Since the 1990s, Beijing has sought to make Shanghai and other cities within the PRC effective competitors to Hong Kong in foreign investment, and have succeeded. By 2019, Hong Kong was drained of any administrative freedom, and any Hong Kong citizen who dares to seek to restore its past status faces a long spell in prison.

As a consequence of such repression, even those in Taiwan who favoured absorption by the PRC under the One Country Two Systems model used in Hong Kong in 1997 have become opposed to such linkages. At the same time, under President Tsai Ing-wen and now President Lai Ching-te, preparedness among Taiwanese to ward off such aggression is becoming stronger. Despite Xi warning that a vote for Lai in the last Taiwanese election would mean war with China, more than 40% of voters cast aside fear and voted for him and for the Vice-Presidential candidate Bikhim Hsiao.

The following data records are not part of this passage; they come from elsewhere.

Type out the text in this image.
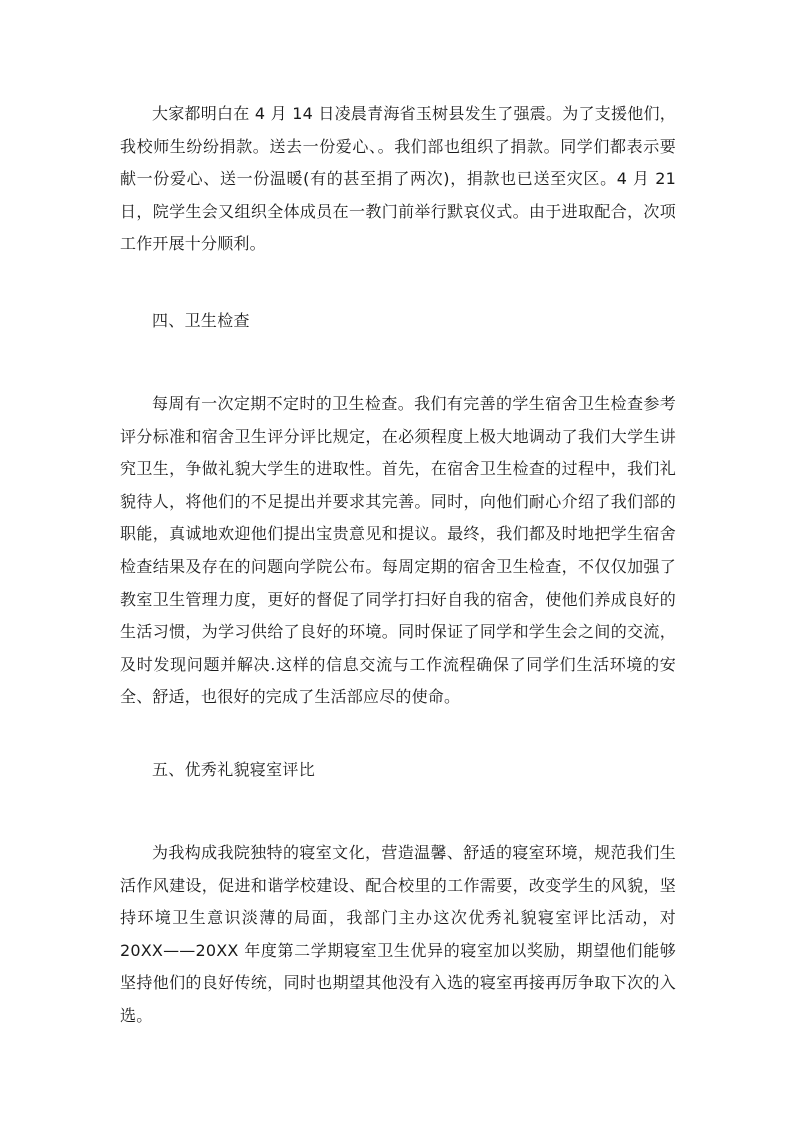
大家都明白在 4 月 14 日凌晨青海省玉树县发生了强震。为了支援他们，我校师生纷纷捐款。送去一份爱心、。我们部也组织了捐款。同学们都表示要献一份爱心、送一份温暖(有的甚至捐了两次)，捐款也已送至灾区。4 月 21 日，院学生会又组织全体成员在一教门前举行默哀仪式。由于进取配合，次项工作开展十分顺利。

四、卫生检查

每周有一次定期不定时的卫生检查。我们有完善的学生宿舍卫生检查参考评分标准和宿舍卫生评分评比规定，在必须程度上极大地调动了我们大学生讲究卫生，争做礼貌大学生的进取性。首先，在宿舍卫生检查的过程中，我们礼貌待人，将他们的不足提出并要求其完善。同时，向他们耐心介绍了我们部的职能，真诚地欢迎他们提出宝贵意见和提议。最终，我们都及时地把学生宿舍检查结果及存在的问题向学院公布。每周定期的宿舍卫生检查，不仅仅加强了教室卫生管理力度，更好的督促了同学打扫好自我的宿舍，使他们养成良好的生活习惯，为学习供给了良好的环境。同时保证了同学和学生会之间的交流，及时发现问题并解决.这样的信息交流与工作流程确保了同学们生活环境的安全、舒适，也很好的完成了生活部应尽的使命。

五、优秀礼貌寝室评比

为我构成我院独特的寝室文化，营造温馨、舒适的寝室环境，规范我们生活作风建设，促进和谐学校建设、配合校里的工作需要，改变学生的风貌，坚持环境卫生意识淡薄的局面，我部门主办这次优秀礼貌寝室评比活动，对20XX——20XX 年度第二学期寝室卫生优异的寝室加以奖励，期望他们能够坚持他们的良好传统，同时也期望其他没有入选的寝室再接再厉争取下次的入选。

As a consequence, Xi is having to devote more and more attention and effort in his effort at snuffing out the freedom of the Taiwanese people. Hence the Pause button on India. Should Taiwan fall, India will soon become the next target, as will Japan and the US military presence in much of the waters of the Pacific, which is why the US and Japan have joined Australia to form the Quad along with India. As the leadership in all target countries know full well, Taiwan is a frontline state in the defence of the Indo-Pacific, which is why helping to ensure its freedom is crucial to the security of the rim of the Indo-Pacific.